しかし、それにしても、捕獲総数4,926個体分のデータをPCに打ち込むのが、また一苦労であった。しかも、データシートの記録が4人分の筆跡なので、解読するにも骨が折れて仕様が無かった。
[脚注]
[脚注の脚注]
(1) 実は、この1週間「マスターコースの学生であるタイワンが用意した」という古びたアパートの一室に泊まったのだが、中に残されている調度品から推察するに、どうも若い女性の部屋のように思われた。一応は、私も男なので、誰だか分からない女性の部屋に泊まることには抵抗があった。そこで、タイワンに尋ねようとしたのだが、これが一苦労であった。タイワンは日本語が出来ないし、私はモンゴル語が出来ないので、彼女に英語でコミュニケーションを取ろうとすると、私に単語のスペルを聞いて、いちいち辞書を引く始末で、日常会話が全く成立しなかったのである。あるときの会話で、余りの通じなさに業を煮やして「ズラさんに電話してくれないか?」と英語で頼むと、これは何とか理解できたようであったが、言葉の代わりに何かを床に投げ付けるジェスチャーを返して来たのには、びっくりした。ジェスチャーはボディーランゲッジの一種で、言わずと知れた原始的なコミュニケーション手段である。どうも彼女は「携帯電話が壊れたので、ズラさんには連絡できない」ということを言いたかったようである。タイワンは、ズラさんから厳命を受けて私の世話をすることになったらしいのだが、ここでは「こういった日常会話の不成立状態が、1週間ずっと続いた」と思って欲しい。これは、お互いに辛すぎる。結局、最後の日になって、この部屋の持ち主がタイワンのお姉さん(ヒシト=Khishigt)であることが判明したのだが、それもタイワンと一緒に来たヒシトに英語で尋ねて初めて分かったことであった(1)。
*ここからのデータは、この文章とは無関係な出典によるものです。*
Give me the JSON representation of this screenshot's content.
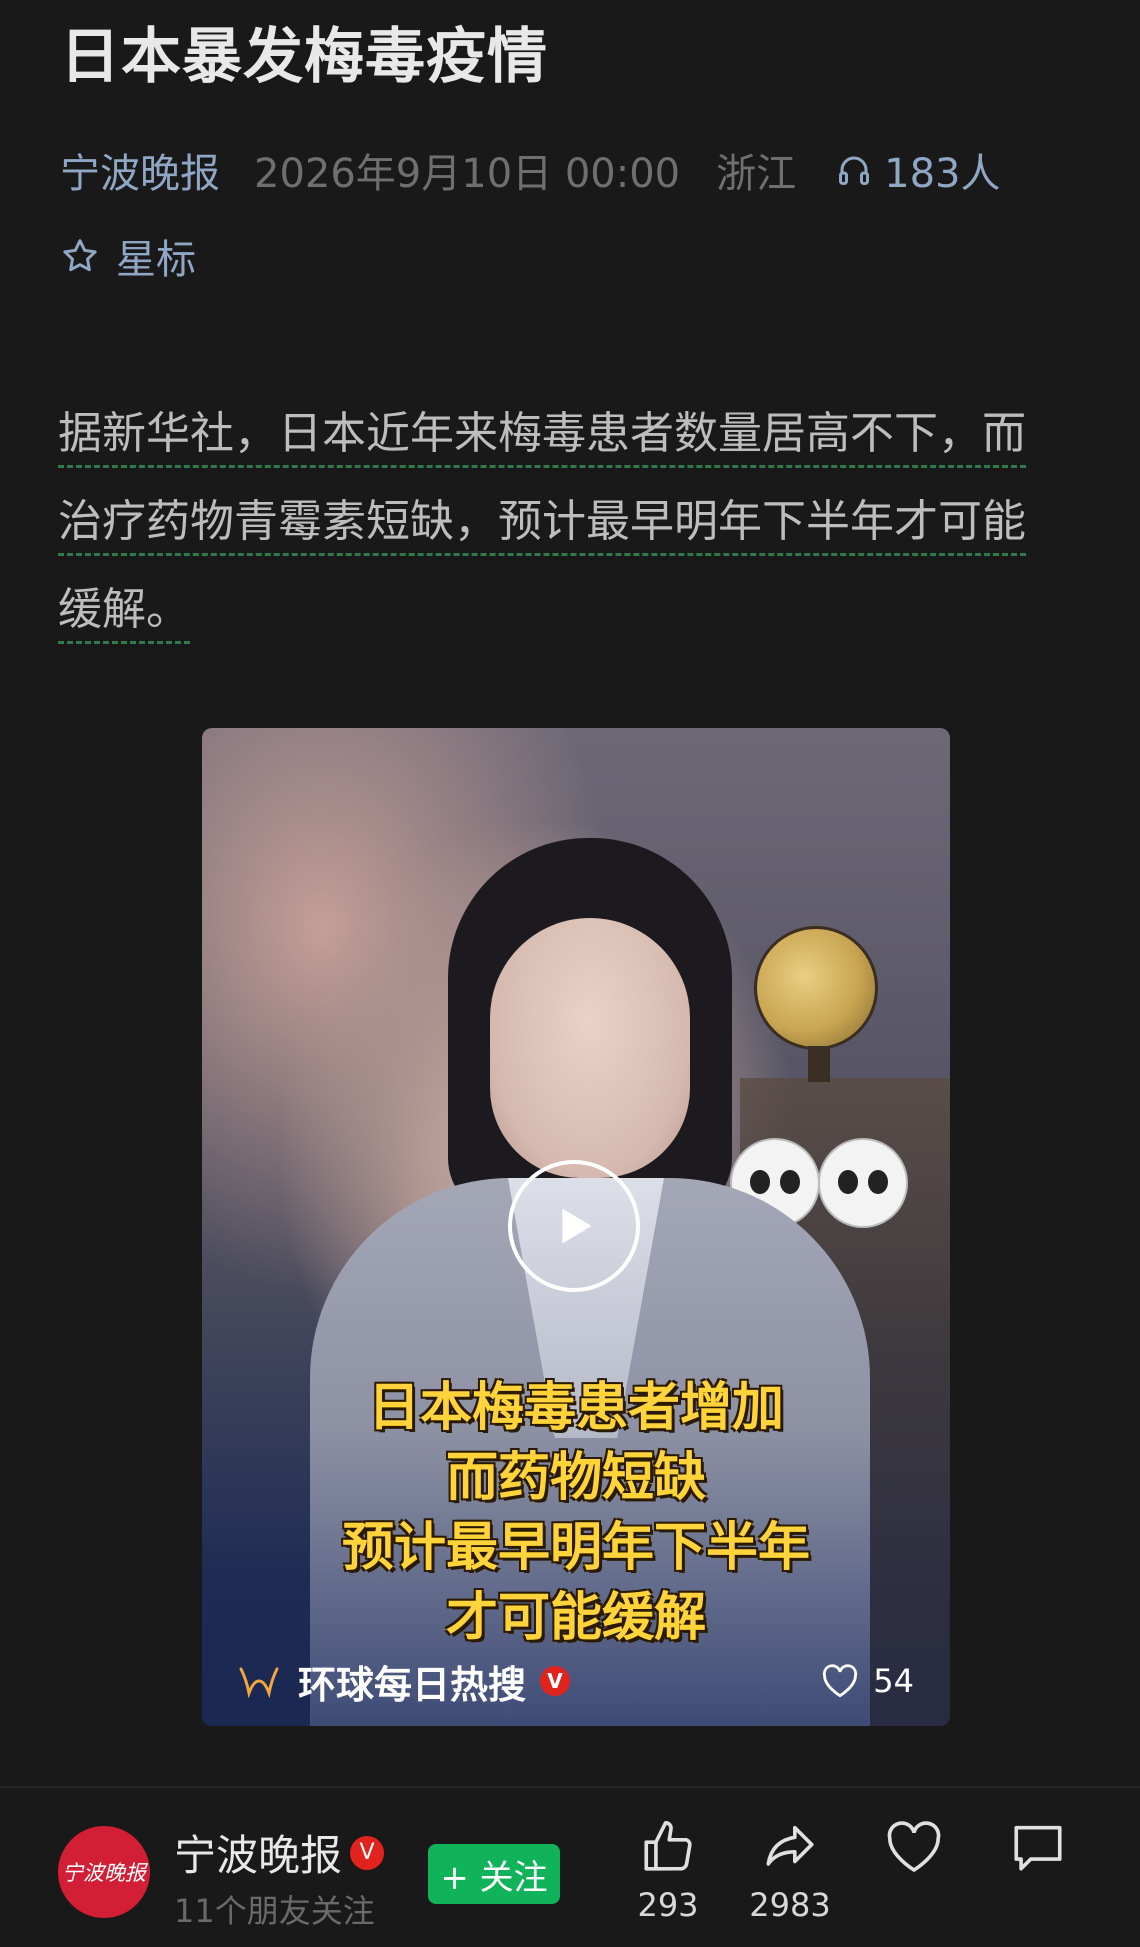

(2) この日は夕方からウランバートルには珍しい土砂降りの雨で、まるで滝のように流れているのが印象的であった。作業終了後、午後8時11分にタクシーを呼んで韓国レストランに向かったのだが、道路は洪水状態で、タクシーの中まで水が入って来る始末であった。聞くところによると、ウランバートルでは雨がほとんど降らないので、道路には側溝などの排水設備が整ってなく、この日のように土砂降りの雨が降ると、道路は完全に水没してしまうそうである。
(1) この部屋でTVを付けて不思議に思ったのは、衛星放送受信用のパラボラアンテナが見当たらないのに、BBCやNHKといった、57チャンネルもの海外放送が入ることであった。また、これには「曇りや雨の日は受信できない」という面白い現象が見られた。7月27日の午前9時頃、NHKの「世界遺産、知床の魅力」という番組を何気なく見ていたら、本来は水の中にいるエゾサンショウウオの幼生を陸に上げて撮影している場面に遭遇した。3対の外鰓が明瞭なので、この個体が幼生であることに疑いの余地はなかった。以前、某TV番組制作会社から放送内容の相談を受けたとき「現在の日本じゃ、サンショウウオのTV番組は作れませんね」と回答したことがある。天下の(?)NHKが、このような体たらくでは、これもむべなるかな......。